- Directed by: Jon Amiel
- Written by: Tony Grisoni
- Starring: Vittorio Duse Joseph Long Anita Zagaria
- Cinematography: Mike Southon
- Edited by: Peter Boyle
- Music by: Michael Convertino
- Production companies: Channel 4 Films Nelson Entertainment TVS Television
- Distributed by: Cinecom Pictures
- Release date: October 1989;
- Running time: 112 minutes
- Countries: United Kingdom United States
- Language: English
- Box office: £107,840

= Queen of Hearts (1989 film) =

Queen of Hearts is a British comedy film directed by Jon Amiel in 1989.

==Plot==
"An epic tale of romance, revenge, and cappuccino". An Italian couple tie the knot out of love and elope to London. Four children later, they are running a café in the Italian Quarter. The story is told through the eyes of the young boy Eddie.

==Cast==
- Vittorio Duse as Nonno
- Joseph Long as Danilo
- Anita Zagaria as Rosa
- Ian Hawkes as Eddie
- Vittorio Amandola as Barbariccia
- Eileen Way as Mama Silvlla
- Cliff Parisi as The Manager

==Production==
A UK and US co-production, filming took place in Italy and the UK, with a mixed Italian and British cast. It was the first cinema film directed by Jon Amiel, and the first feature film written by Tony Grisoni.

==Reception==
The film received mostly positive reviews. On Rotten Tomatoes 3 of 4 critic reviews were positive. US film critic Leonard Maltin included Queen of Hearts in his list of "Great Films You Can't Find on DVD" as well as his book "Leonard Maltin’s 151 Best Movies You’ve Never Seen", and called it an "extraordinary and unusual film about an Italian couple who lead a pleasantly quixotic life in England running a family cafe. Tony Grisoni's screenplay embraces elements of romance, humor, melodrama, mysticism and fantasy in a heady mix.
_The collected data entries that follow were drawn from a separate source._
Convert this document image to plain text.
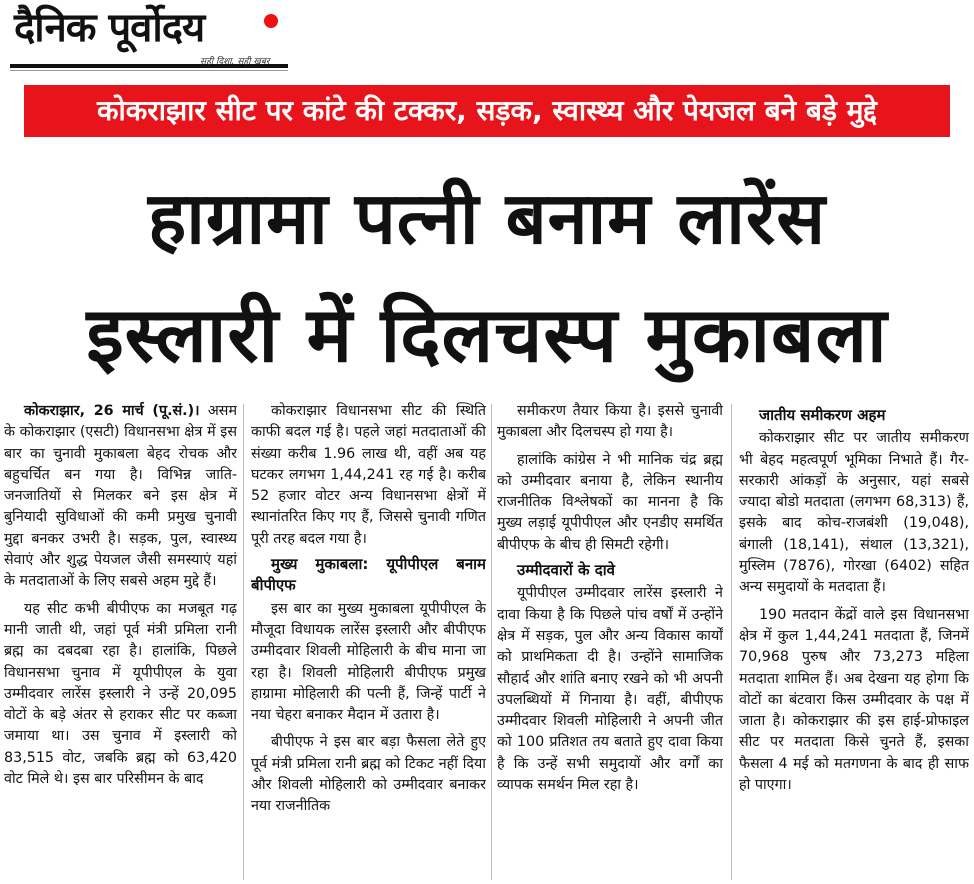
दैनिक पूर्वोदय
सही दिशा, सही खबर
कोकराझार सीट पर कांटे की टक्कर, सड़क, स्वास्थ्य और पेयजल बने बड़े मुद्दे
हाग्रामा पत्नी बनाम लारेंस
इस्लारी में दिलचस्प मुकाबला

कोकराझार, 26 मार्च (पू.सं.)। असम के कोकराझार (एसटी) विधानसभा क्षेत्र में इस बार का चुनावी मुकाबला बेहद रोचक और बहुचर्चित बन गया है। विभिन्न जाति-जनजातियों से मिलकर बने इस क्षेत्र में बुनियादी सुविधाओं की कमी प्रमुख चुनावी मुद्दा बनकर उभरी है। सड़क, पुल, स्वास्थ्य सेवाएं और शुद्ध पेयजल जैसी समस्याएं यहां के मतदाताओं के लिए सबसे अहम मुद्दे हैं।

यह सीट कभी बीपीएफ का मजबूत गढ़ मानी जाती थी, जहां पूर्व मंत्री प्रमिला रानी ब्रह्म का दबदबा रहा है। हालांकि, पिछले विधानसभा चुनाव में यूपीपीएल के युवा उम्मीदवार लारेंस इस्लारी ने उन्हें 20,095 वोटों के बड़े अंतर से हराकर सीट पर कब्जा जमाया था। उस चुनाव में इस्लारी को 83,515 वोट, जबकि ब्रह्म को 63,420 वोट मिले थे। इस बार परिसीमन के बाद

कोकराझार विधानसभा सीट की स्थिति काफी बदल गई है। पहले जहां मतदाताओं की संख्या करीब 1.96 लाख थी, वहीं अब यह घटकर लगभग 1,44,241 रह गई है। करीब 52 हजार वोटर अन्य विधानसभा क्षेत्रों में स्थानांतरित किए गए हैं, जिससे चुनावी गणित पूरी तरह बदल गया है।

मुख्य मुकाबला: यूपीपीएल बनाम बीपीएफ

इस बार का मुख्य मुकाबला यूपीपीएल के मौजूदा विधायक लारेंस इस्लारी और बीपीएफ उम्मीदवार शिवली मोहिलारी के बीच माना जा रहा है। शिवली मोहिलारी बीपीएफ प्रमुख हाग्रामा मोहिलारी की पत्नी हैं, जिन्हें पार्टी ने नया चेहरा बनाकर मैदान में उतारा है।

बीपीएफ ने इस बार बड़ा फैसला लेते हुए पूर्व मंत्री प्रमिला रानी ब्रह्म को टिकट नहीं दिया और शिवली मोहिलारी को उम्मीदवार बनाकर नया राजनीतिक

समीकरण तैयार किया है। इससे चुनावी मुकाबला और दिलचस्प हो गया है।

हालांकि कांग्रेस ने भी मानिक चंद्र ब्रह्म को उम्मीदवार बनाया है, लेकिन स्थानीय राजनीतिक विश्लेषकों का मानना है कि मुख्य लड़ाई यूपीपीएल और एनडीए समर्थित बीपीएफ के बीच ही सिमटी रहेगी।

उम्मीदवारों के दावे

यूपीपीएल उम्मीदवार लारेंस इस्लारी ने दावा किया है कि पिछले पांच वर्षों में उन्होंने क्षेत्र में सड़क, पुल और अन्य विकास कार्यों को प्राथमिकता दी है। उन्होंने सामाजिक सौहार्द और शांति बनाए रखने को भी अपनी उपलब्धियों में गिनाया है। वहीं, बीपीएफ उम्मीदवार शिवली मोहिलारी ने अपनी जीत को 100 प्रतिशत तय बताते हुए दावा किया है कि उन्हें सभी समुदायों और वर्गों का व्यापक समर्थन मिल रहा है।

जातीय समीकरण अहम

कोकराझार सीट पर जातीय समीकरण भी बेहद महत्वपूर्ण भूमिका निभाते हैं। गैर-सरकारी आंकड़ों के अनुसार, यहां सबसे ज्यादा बोडो मतदाता (लगभग 68,313) हैं, इसके बाद कोच-राजबंशी (19,048), बंगाली (18,141), संथाल (13,321), मुस्लिम (7876), गोरखा (6402) सहित अन्य समुदायों के मतदाता हैं।

190 मतदान केंद्रों वाले इस विधानसभा क्षेत्र में कुल 1,44,241 मतदाता हैं, जिनमें 70,968 पुरुष और 73,273 महिला मतदाता शामिल हैं। अब देखना यह होगा कि वोटों का बंटवारा किस उम्मीदवार के पक्ष में जाता है। कोकराझार की इस हाई-प्रोफाइल सीट पर मतदाता किसे चुनते हैं, इसका फैसला 4 मई को मतगणना के बाद ही साफ हो पाएगा।
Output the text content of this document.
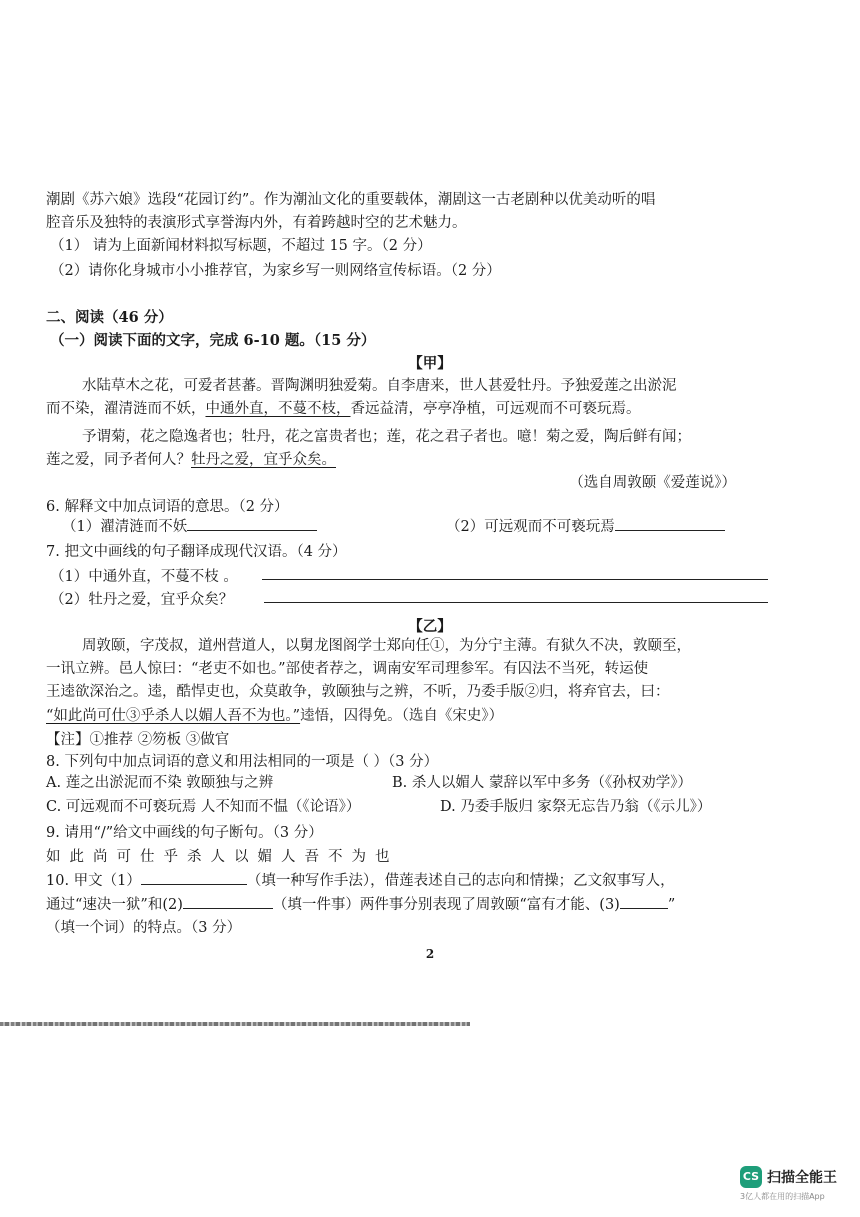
潮剧《苏六娘》选段“花园订约”。作为潮汕文化的重要载体，潮剧这一古老剧种以优美动听的唱
腔音乐及独特的表演形式享誉海内外，有着跨越时空的艺术魅力。
（1） 请为上面新闻材料拟写标题，不超过 15 字。（2 分）
（2）请你化身城市小小推荐官，为家乡写一则网络宣传标语。（2 分）
二、阅读（46 分）
（一）阅读下面的文字，完成 6-10 题。（15 分）
【甲】
水陆草木之花，可爱者甚蕃。晋陶渊明独爱菊。自李唐来，世人甚爱牡丹。予独爱莲之出淤泥
而不染，濯清涟而不妖，中通外直，不蔓不枝，香远益清，亭亭净植，可远观而不可亵玩焉。
予谓菊，花之隐逸者也；牡丹，花之富贵者也；莲，花之君子者也。噫！菊之爱，陶后鲜有闻；
莲之爱，同予者何人？牡丹之爱，宜乎众矣。
（选自周敦颐《爱莲说》）
6. 解释文中加点词语的意思。（2 分）
（1）濯清涟而不妖	（2）可远观而不可亵玩焉
7. 把文中画线的句子翻译成现代汉语。（4 分）
（1）中通外直，不蔓不枝 。
（2）牡丹之爱，宜乎众矣？
【乙】
周敦颐，字茂叔，道州营道人，以舅龙图阁学士郑向任①，为分宁主薄。有狱久不决，敦颐至，
一讯立辨。邑人惊曰：“老吏不如也。”部使者荐之，调南安军司理参军。有囚法不当死，转运使
王逵欲深治之。逵，酷悍吏也，众莫敢争，敦颐独与之辨，不听，乃委手版②归，将弃官去，曰：
“如此尚可仕③乎杀人以媚人吾不为也。”逵悟，囚得免。（选自《宋史》）
【注】①推荐 ②笏板 ③做官
8. 下列句中加点词语的意义和用法相同的一项是（ ）（3 分）
A. 莲之出淤泥而不染 敦颐独与之辨	B. 杀人以媚人 蒙辞以军中多务（《孙权劝学》）
C. 可远观而不可亵玩焉 人不知而不愠（《论语》）	D. 乃委手版归 家祭无忘告乃翁（《示儿》）
9. 请用“/”给文中画线的句子断句。（3 分）
如此尚可仕乎杀人以媚人吾不为也
10. 甲文（1）	（填一种写作手法），借莲表述自己的志向和情操；乙文叙事写人，
通过“速决一狱”和(2)	（填一件事）两件事分别表现了周敦颐“富有才能、(3)	”
（填一个词）的特点。（3 分）
2
CS 扫描全能王
3亿人都在用的扫描App
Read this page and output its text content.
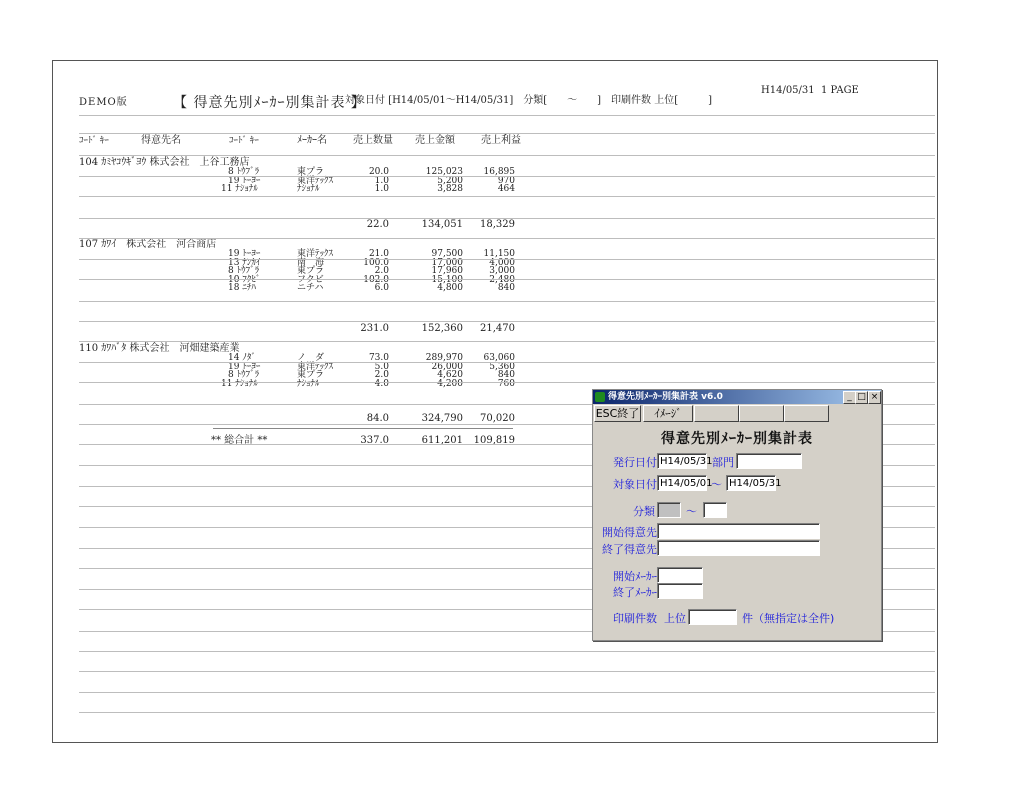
DEMO版	【 得意先別ﾒｰｶｰ別集計表 】
対象日付 [H14/05/01～H14/05/31]　分類[　　～　　]　印刷件数 上位[　　　]
H14/05/31 1 PAGE
ｺｰﾄﾞ ｷｰ	得意先名	ｺｰﾄﾞ ｷｰ	ﾒｰｶｰ名	売上数量 売上金額	売上利益
104 ｶﾐﾔｺｳｷﾞﾖｳ 株式会社　上谷工務店
8 ﾄｳﾌﾞﾗ	東プラ	20.0	125,023	16,895
19 ﾄｰﾖｰ	東洋ﾃｯｸｽ	1.0	5,200	970
11 ﾅｼｮﾅﾙ	ﾅｼｮﾅﾙ	1.0	3,828	464
22.0	134,051	18,329
107 ｶﾜｲ　株式会社　河合商店
19 ﾄｰﾖｰ	東洋ﾃｯｸｽ	21.0	97,500	11,150
13 ﾅﾝｶｲ	南　海	100.0	17,000	4,000
8 ﾄｳﾌﾞﾗ	東プラ	2.0	17,960	3,000
10 ﾌｸﾋﾞ	フクビ	102.0	15,100	2,480
18 ﾆﾁﾊ	ニチハ	6.0	4,800	840
231.0	152,360	21,470
110 ｶﾜﾊﾞﾀ 株式会社　河畑建築産業
14 ﾉﾀﾞ	ノ　ダ	73.0	289,970	63,060
19 ﾄｰﾖｰ	東洋ﾃｯｸｽ	5.0	26,000	5,360
8 ﾄｳﾌﾞﾗ	東プラ	2.0	4,620	840
11 ﾅｼｮﾅﾙ	ﾅｼｮﾅﾙ	4.0	4,200	760
84.0	324,790	70,020
** 総合計 **	337.0	611,201	109,819
得意先別ﾒｰｶｰ別集計表 v6.0	_ □ ×
ESC終了	ｲﾒｰｼﾞ
得意先別ﾒｰｶｰ別集計表
発行日付 H14/05/31 部門
対象日付 H14/05/01
～ H14/05/31
分類	～
開始得意先
終了得意先
開始ﾒｰｶｰ
終了ﾒｰｶｰ
印刷件数 上位	件（無指定は全件)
Remarkable first feature for director Amiel." Roger Ebert said that it "has the same sort of magical romanticism as "Moonstruck," but in a more gentle key" and rated it 3.5 out of 4.
It won the Montréal First Film Prize at the Montreal World Film Festival in 1989 (at which Vittorio Duse won the best supporting actor prize for his portrayal of Nonno in the film), and won the Grand Prix at the 1990 Festival du Film de Paris.